I get very friendly with all my teachers, maybe because I'm a performer as well and we share that much. Where I used to dance, the teachers were actually forbidden to associate with students outside the studio--so if you ran into them in the real world, they'd get these horror-stricken looks on their faces like, "Am I going to get fired?" What that meant was that email and telephone was the only way to really cultivate a friendship, and even then--I was told by at least one teacher that she thought one of the studio managers had gotten into her private email through the work computer!

Anyway, that's a bad scene. Much more natural where I'm dancing now; working in the arts develops a closeness, and even in big cities the arts community tends to be a rather intimate one. I think different teacher and student combinations are going to be different, and it often depends on the student as well. I teach poetry and drama at a university, and I know that there are some students (usually advanced undergrads or graduate students) who become friends. There it can be awkward--but that's because I have to grade them, and also because they see me in my work mode, where I have to be understanding and accepting, and not in my out of work normal self.

I think it's the same with dance teachers in some respect--when they're teaching, a lot of them work very hard at making their students feel comfortable and welcome and self-confident. Nobody wants to take that job into their social life. So chances are that when teachers become friends with students, it's generally with the students that they don't have to "handle" so much, the ones where they feel they can get down to the business of teaching dance without putting on a front.

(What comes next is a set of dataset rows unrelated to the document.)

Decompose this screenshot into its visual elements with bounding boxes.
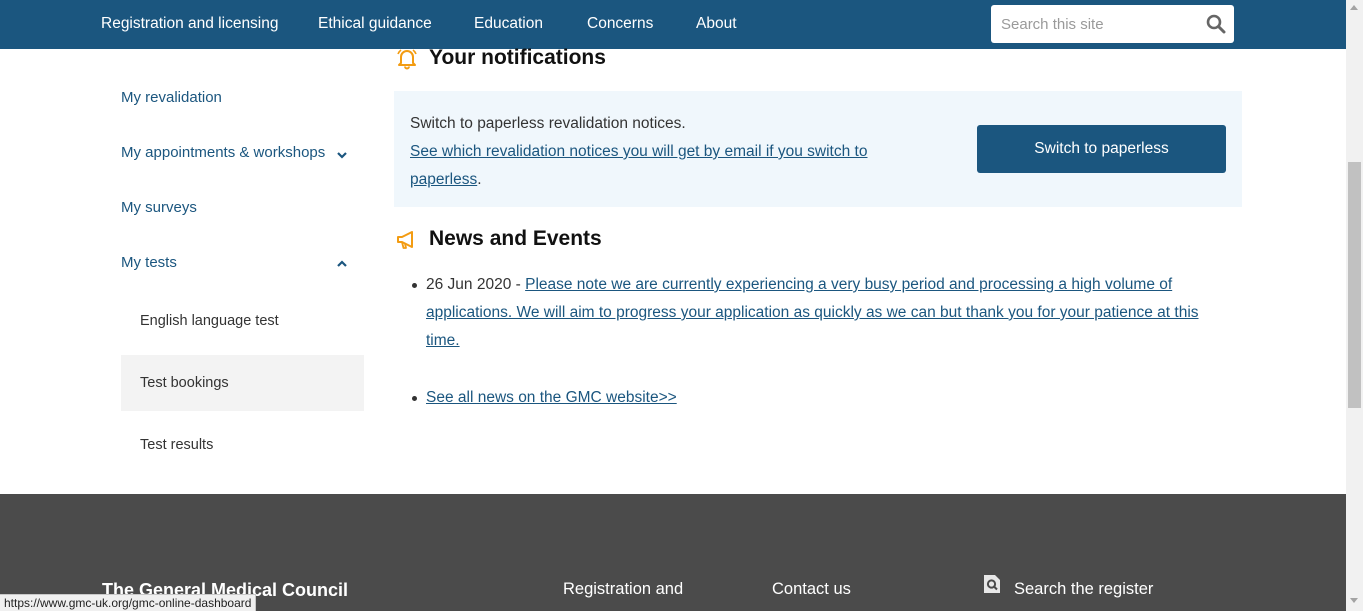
news-list: 26 Jun 2020 - Please note we are current… [410,271,1230,412]
news-item: See all news on the GMC website>> [410,384,1230,412]
site-search [991,5,1234,43]
nav-concerns[interactable]: Concerns [587,0,653,49]
sidebar-item-my-surveys[interactable]: My surveys [121,199,197,216]
sidebar-subitem-test-bookings[interactable]: Test bookings [121,355,364,411]
notification-message: Switch to paperless revalidation notices… [410,110,910,194]
sidebar-subitem-test-results[interactable]: Test results [121,417,364,473]
top-navigation: Registration and licensing Ethical guida… [0,0,1346,49]
footer-contact-link[interactable]: Contact us [772,580,851,599]
switch-to-paperless-button[interactable]: Switch to paperless [977,125,1226,173]
scroll-up-icon[interactable] [1350,5,1358,10]
news-date: 26 Jun 2020 - [426,276,526,293]
search-input[interactable] [991,5,1196,43]
scroll-thumb[interactable] [1348,162,1361,408]
search-register-icon [983,574,1001,594]
footer-registration-link[interactable]: Registration and [563,580,683,599]
scroll-down-icon[interactable] [1350,598,1358,603]
link-suffix: . [477,171,482,188]
chevron-up-icon[interactable] [336,257,348,269]
megaphone-icon [396,229,418,251]
sidebar-item-my-revalidation[interactable]: My revalidation [121,89,222,106]
news-title: News and Events [429,227,602,250]
footer-search-register-link[interactable]: Search the register [1014,580,1153,599]
sidebar-item-my-appointments-workshops[interactable]: My appointments & workshops [121,144,325,161]
news-item-link[interactable]: Please note we are currently experiencin… [426,276,1199,349]
nav-about[interactable]: About [696,0,737,49]
sidebar-item-my-tests[interactable]: My tests [121,254,177,271]
notification-text: Switch to paperless revalidation notices… [410,115,686,132]
nav-registration-and-licensing[interactable]: Registration and licensing [101,0,279,49]
sidebar: My revalidation My appointments & worksh… [0,49,380,493]
page-scrollbar[interactable] [1346,0,1363,611]
nav-education[interactable]: Education [474,0,543,49]
notifications-title: Your notifications [429,46,606,69]
paperless-notification: Switch to paperless revalidation notices… [394,91,1242,207]
status-bar-url: https://www.gmc-uk.org/gmc-online-dashbo… [0,594,257,611]
sidebar-subitem-english-language-test[interactable]: English language test [121,293,364,349]
chevron-down-icon[interactable] [336,148,348,160]
bell-icon [396,48,418,70]
all-news-link[interactable]: See all news on the GMC website>> [426,389,677,406]
news-item: 26 Jun 2020 - Please note we are current… [410,271,1230,355]
search-icon[interactable] [1206,14,1226,34]
nav-ethical-guidance[interactable]: Ethical guidance [318,0,432,49]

My current teacher sometimes goes out dancing with students--and I've taken to emailing or calling every now and then so we can get rid of all the non-dance topics that we sometimes find ourselves sucked into during a lesson, like what's happening on "Average Joe" or the latest theatre gossip and whatnot. If anything, we have to have a relationship outside the studio--otherwise when I'm there, we'd be jawing so much we'd never get anything done! :roll:

tsb
03-30-2004, 04:22 PM
there's already been a topic on this earlier this year. jenn can probably find it although i couldn't.

GR makes a good point that i don't recall reading in the previous topic that some studios forbid fraternization between teachers & students anyway. otherwise it just depends on the teacher - there are so many unique & relevant factors.